Abstract
Introduction
Heparin-induced thrombocytopenia (HIT) is a potentially life-threatening immune-mediated reaction to heparin therapy that can lead to thrombosis, limb loss, or death. It is associated with a prothrombotic state in which immunoglobulin G antibodies form against heparin and platelet factor 4 (PF4) complexes. 1 This complex promotes platelet aggregation and activation (thrombocytopenia) as well as thrombin generation through platelet activation and tissue factor release by endothelial cells. 1 Early recognition of this phenomenon through clinical probability scoring with calculation of the 4T score, 2 supporting laboratory analysis,3,4 and avoidance of heparin with alternative anticoagulation is paramount. 1
Bivalirudin is a parenteral direct thrombin inhibitor (DTI) that has been approved by the Food and Drug Administration (FDA) for percutaneous transluminal coronary angioplasty and percutaneous coronary intervention (PCI) in patients with or without HIT and has been used off-label for the treatment of HIT.5-9 Unlike other DTIs, bivalirudin does not rely on hepatic metabolism and is extensively degraded by plasma proteolytic cleavage, with only a minor (approximately 20%) component of renal clearance. Its short half-life of approximately 25 minutes, in patients with normal renal function, provides rapid elimination from the body in the absence of an antidote. 10 Despite the lack of FDA approval in the treatment of HIT, several studies have demonstrated effective anticoagulation and evaluated dosing schemes in various clinical scenarios.5-9
One complicating aspect shared among all DTIs is the prolongation of the prothrombin time (PT) and resultant elevation in the international normalized ratio (INR). This elevation can lead to confusion when transitioning patients from bivalirudin to warfarin therapy because INR values are rendered inaccurate for monitoring warfarin effect. Each intravenous DTI displays varying degrees of INR elevation. Argatroban is associated with the highest level of PT prolongation, followed by bivalirudin and lepirudin, respectively. 11 There is little literature regarding the transition from bivalirudin to long-term anticoagulation with warfarin, leading to an inconsistent and potentially high-risk approach to transitioning patients. With the regular use of bivalirudin at our institution, we created a clear and simplistic approach to bridging bivalirudin to warfarin and implemented a transition protocol in September 2013 (Figure 1). This protocol was approved by our institution’s Antithrombotic Task Force and was incorporated into our HIT treatment guideline and electronic health record.

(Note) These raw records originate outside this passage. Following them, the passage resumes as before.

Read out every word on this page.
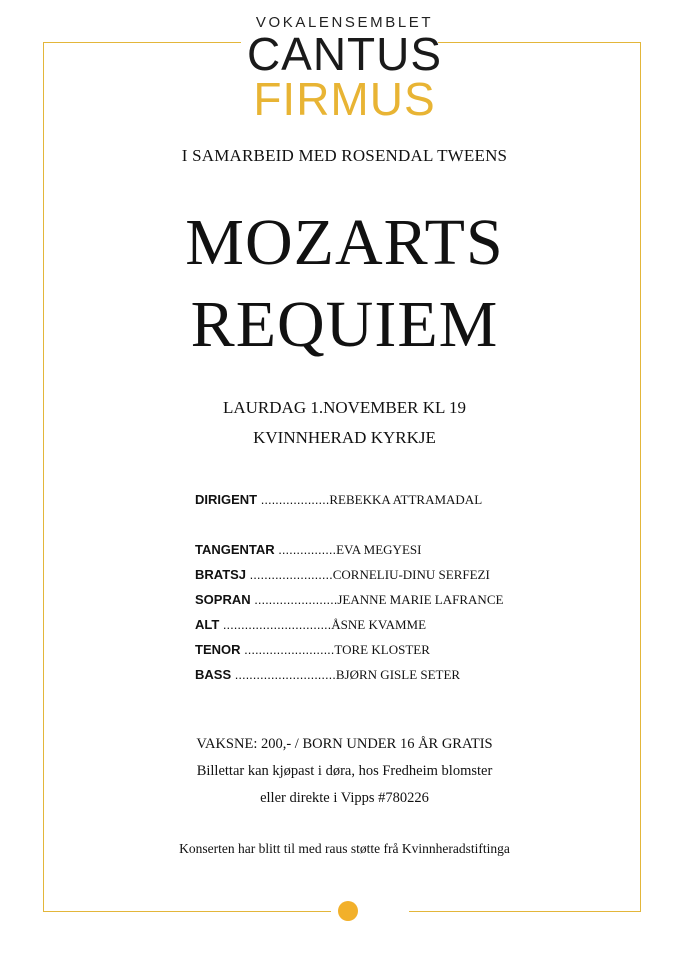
VOKALENSEMBLET
CANTUS
FIRMUS
I SAMARBEID MED ROSENDAL TWEENS
MOZARTS
REQUIEM
LAURDAG 1.NOVEMBER KL 19
KVINNHERAD KYRKJE
DIRIGENT ...................REBEKKA ATTRAMADAL
TANGENTAR ................EVA MEGYESI
BRATSJ .......................CORNELIU-DINU SERFEZI
SOPRAN .......................JEANNE MARIE LAFRANCE
ALT ..............................ÅSNE KVAMME
TENOR .........................TORE KLOSTER
BASS ............................BJØRN GISLE SETER
VAKSNE: 200,- / BORN UNDER 16 ÅR GRATIS
Billettar kan kjøpast i døra, hos Fredheim blomster
eller direkte i Vipps #780226
Konserten har blitt til med raus støtte frå Kvinnheradstiftinga
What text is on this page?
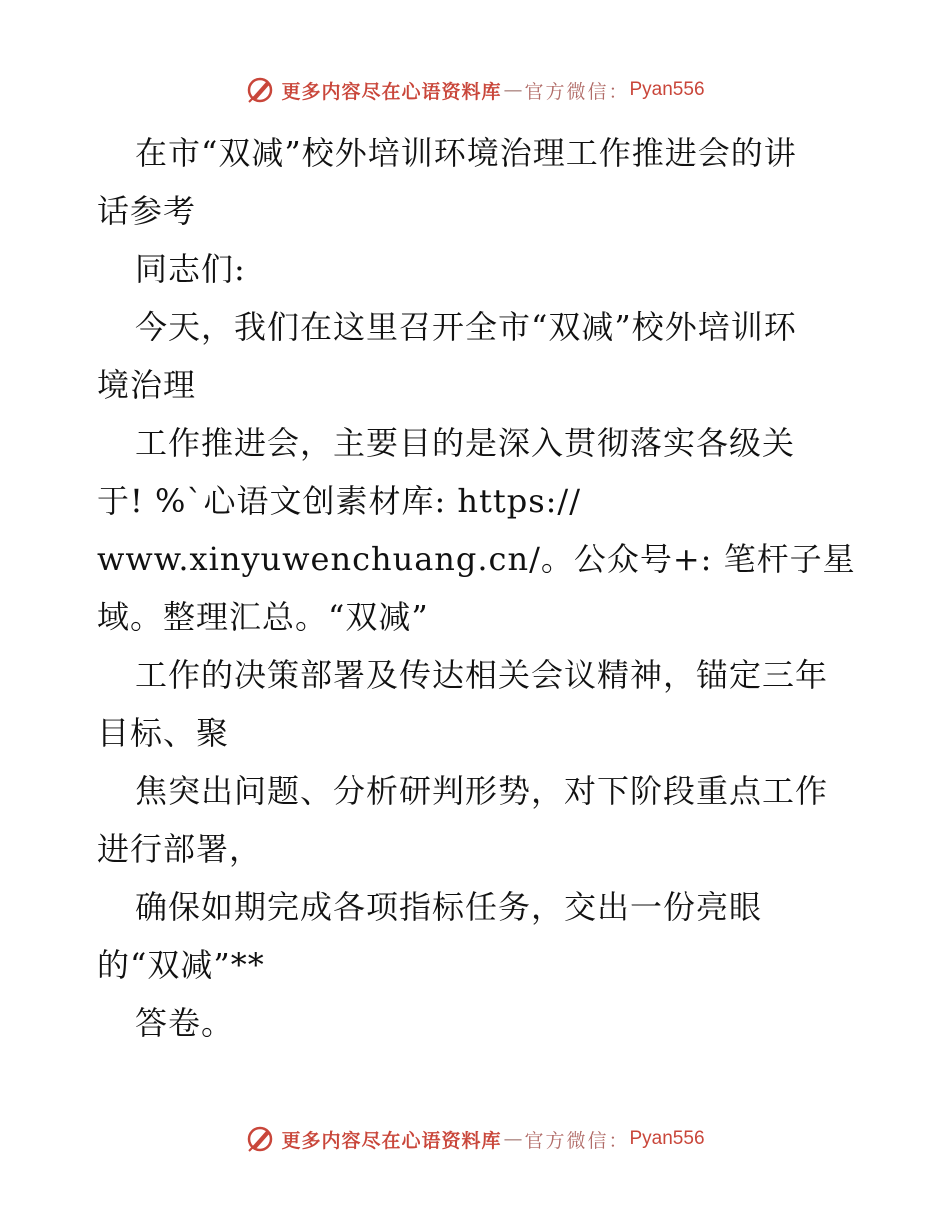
更多内容尽在心语资料库 — 官方微信： Pyan556
在市“双减”校外培训环境治理工作推进会的讲
话参考
同志们:
今天，我们在这里召开全市“双减”校外培训环
境治理
工作推进会，主要目的是深入贯彻落实各级关
于! %`心语文创素材库: https://
www.xinyuwenchuang.cn/。公众号+: 笔杆子星
域。整理汇总。“双减”
工作的决策部署及传达相关会议精神，锚定三年
目标、聚
焦突出问题、分析研判形势，对下阶段重点工作
进行部署，
确保如期完成各项指标任务，交出一份亮眼
的“双减”**
答卷。
更多内容尽在心语资料库 — 官方微信： Pyan556
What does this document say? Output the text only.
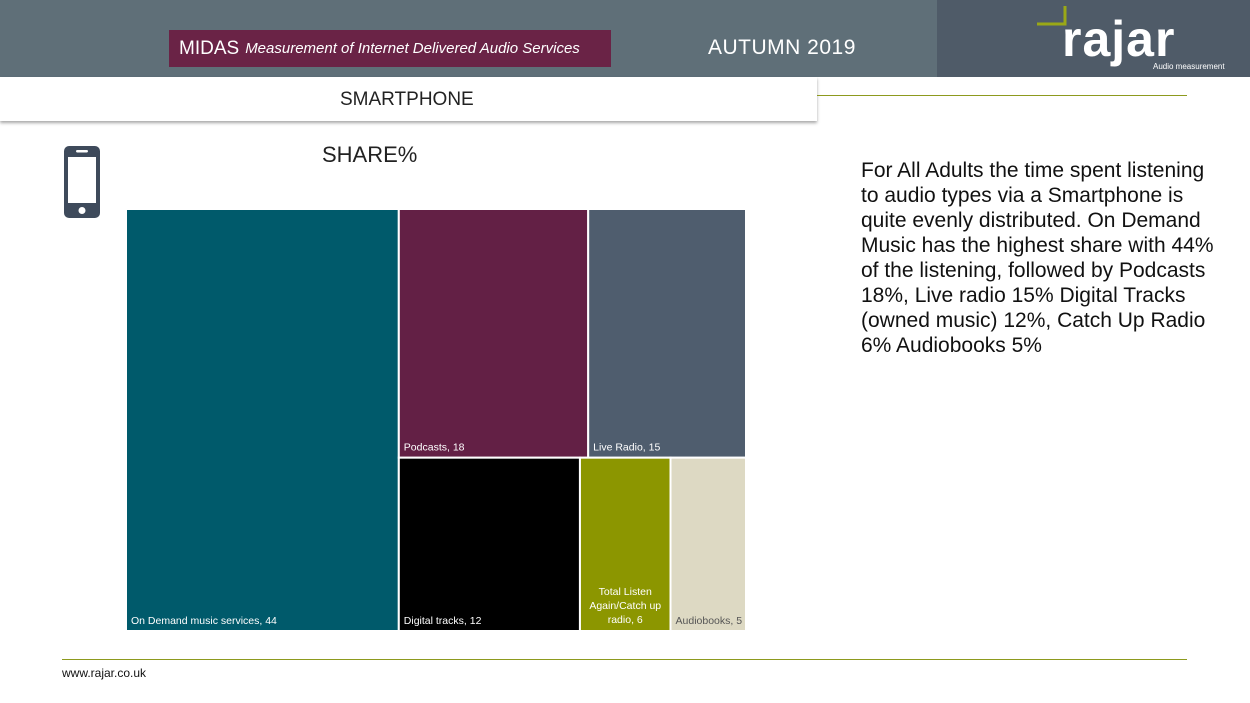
rajar
Audio measurement
MIDAS Measurement of Internet Delivered Audio Services	AUTUMN 2019
SMARTPHONE
SHARE%
On Demand music services, 44
Podcasts, 18	Live Radio, 15
Digital tracks, 12
Total Listen Again/Catch up radio, 6	Audiobooks, 5
For All Adults the time spent listening to audio types via a Smartphone is quite evenly distributed. On Demand Music has the highest share with 44% of the listening, followed by Podcasts 18%, Live radio 15% Digital Tracks (owned music) 12%, Catch Up Radio 6% Audiobooks 5%
www.rajar.co.uk
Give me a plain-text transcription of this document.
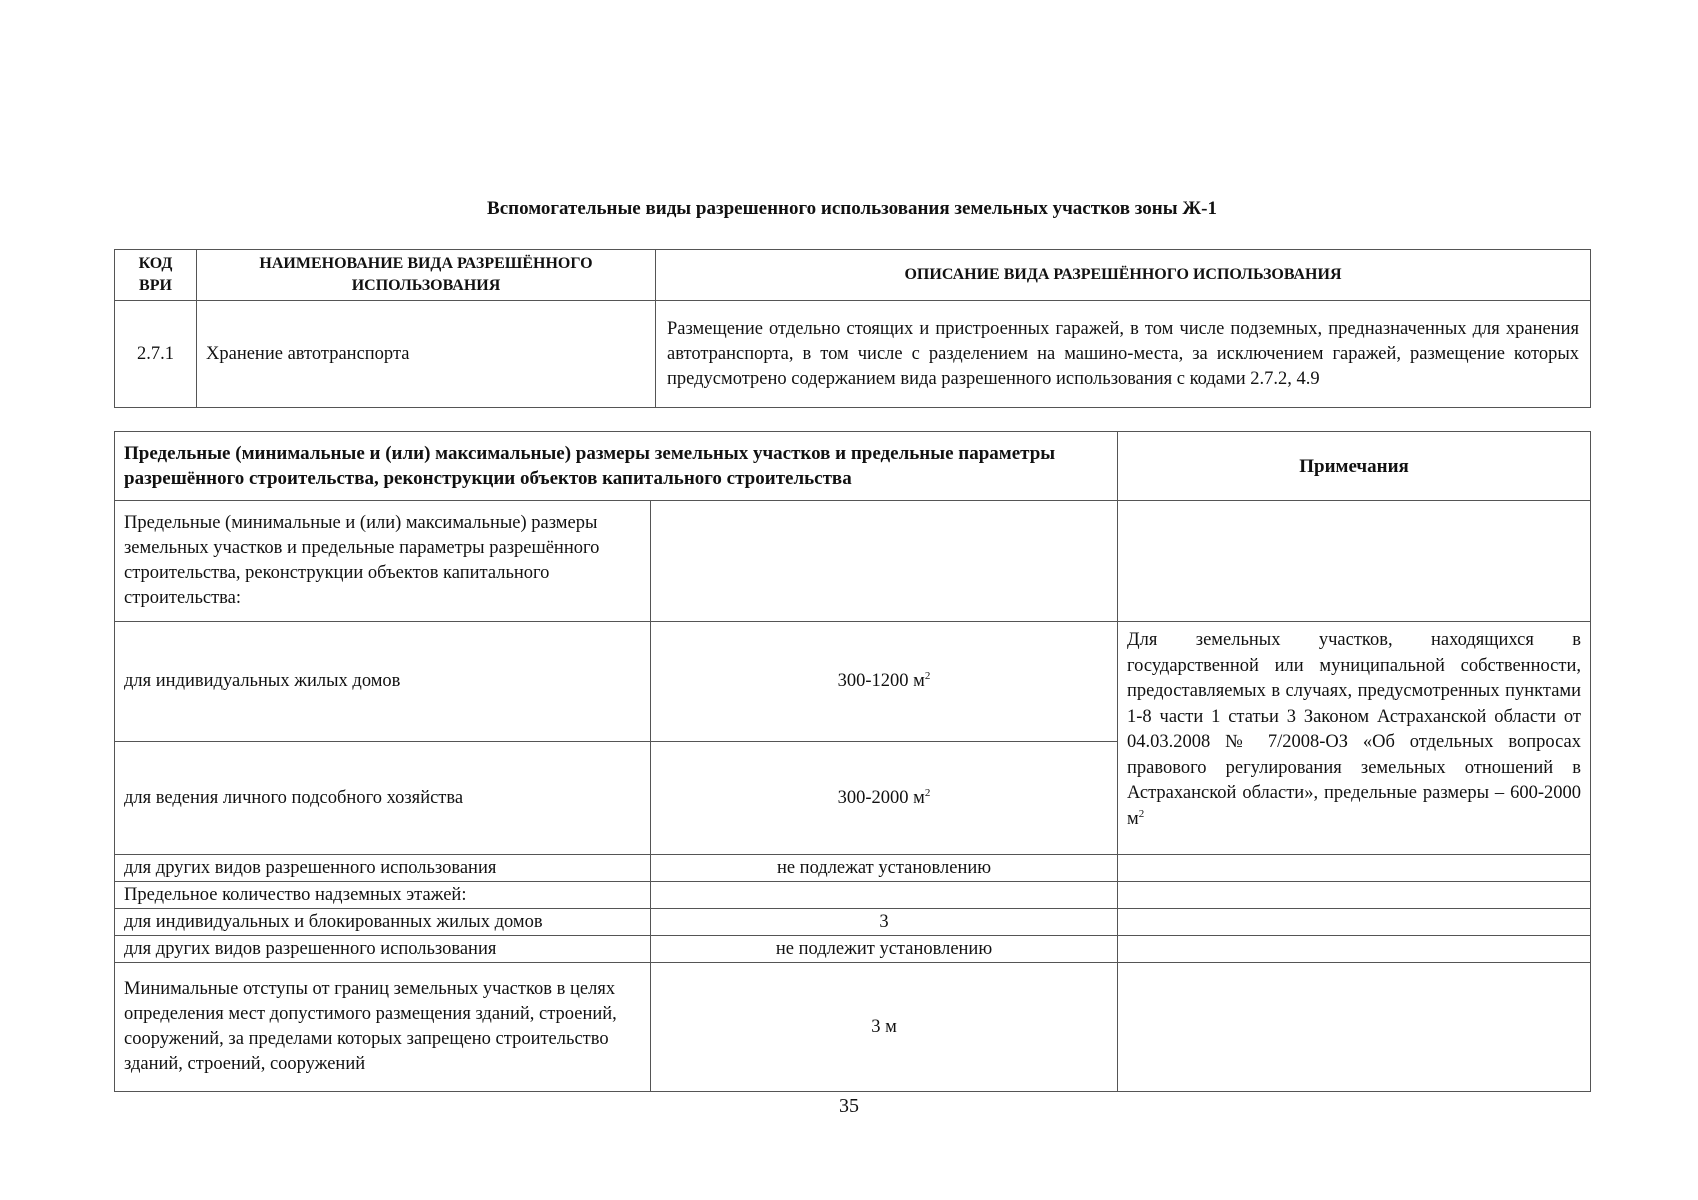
Вспомогательные виды разрешенного использования земельных участков зоны Ж-1
КОД ВРИ	НАИМЕНОВАНИЕ ВИДА РАЗРЕШЁННОГО ИСПОЛЬЗОВАНИЯ	ОПИСАНИЕ ВИДА РАЗРЕШЁННОГО ИСПОЛЬЗОВАНИЯ
2.7.1	Хранение автотранспорта	Размещение отдельно стоящих и пристроенных гаражей, в том числе подземных, предназначенных для хранения автотранспорта, в том числе с разделением на машино-места, за исключением гаражей, размещение которых предусмотрено содержанием вида разрешенного использования с кодами 2.7.2, 4.9
Предельные (минимальные и (или) максимальные) размеры земельных участков и предельные параметры разрешённого строительства, реконструкции объектов капитального строительства		Примечания
Предельные (минимальные и (или) максимальные) размеры земельных участков и предельные параметры разрешённого строительства, реконструкции объектов капитального строительства:		
для индивидуальных жилых домов	300-1200 $м^2$	Для земельных участков, находящихся в государственной или муниципальной собственности, предоставляемых в случаях, предусмотренных пунктами 1-8 части 1 статьи 3 Законом Астраханской области от 04.03.2008 № 7/2008-ОЗ «Об отдельных вопросах правового регулирования земельных отношений в Астраханской области», предельные размеры – 600-2000 $м^2$
для ведения личного подсобного хозяйства	300-2000 $м^2$
для других видов разрешенного использования	не подлежат установлению	
Предельное количество надземных этажей:		
для индивидуальных и блокированных жилых домов	3	
для других видов разрешенного использования	не подлежит установлению	
Минимальные отступы от границ земельных участков в целях определения мест допустимого размещения зданий, строений, сооружений, за пределами которых запрещено строительство зданий, строений, сооружений	3 м	
35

Bivalirudin transition protocol.
The primary aim of this study was to assess the transition from bivalirudin to warfarin as measured by successful attainment of target INR values before and after the implementation of the institution-wide transition protocol.
Methods
This retrospective analysis was reviewed by our institution’s investigational review board and determined that no consent was required. Patients receiving bivalirudin therapy were identified from our electronic health record between January 2012 and June 2015. Patients treated before the implementation of our protocol were assigned to the preprotocol group, whereas patients treated with bivalirudin after September 2013 were assigned to the postprotocol group. Bivalirudin was dosed in both groups according to a hospital-wide, pharmacist-driven dosing protocol, whereas warfarin dosing was left to the treating provider in both study groups. The following entry criteria were used to identify study patients: bivalirudin therapy for an indication other than procedural use (suspected or confirmed HIT, history of HIT, suspected or confirmed antithrombin deficiency, bridging postcardiac surgery per local practice) and transitioned to warfarin. Indications for bivalirudin were determined by reviewing provider documentation in the medical record and serological testing results. A diagnosis of HIT was confirmed through documented history of HIT and intermediate or high probability of HIT (4T score of ≥4), with either a positive antiheparin/PF4 antibody assay (optical density ≥1.0), a positive serotonin release assay, or a strong clinical suspicion for HIT despite negative laboratory testing. Patients were required to have a planned transition from intravenous bivalirudin to oral warfarin, also defined as warfarin prescribed at discharge. Patients receiving >1 dose of warfarin at the time of bivalirudin initiation, along with those who received intraprocedural bivalirudin for the indication of PCI, coronary artery bypass grafting, or vascular intervention during admission were excluded.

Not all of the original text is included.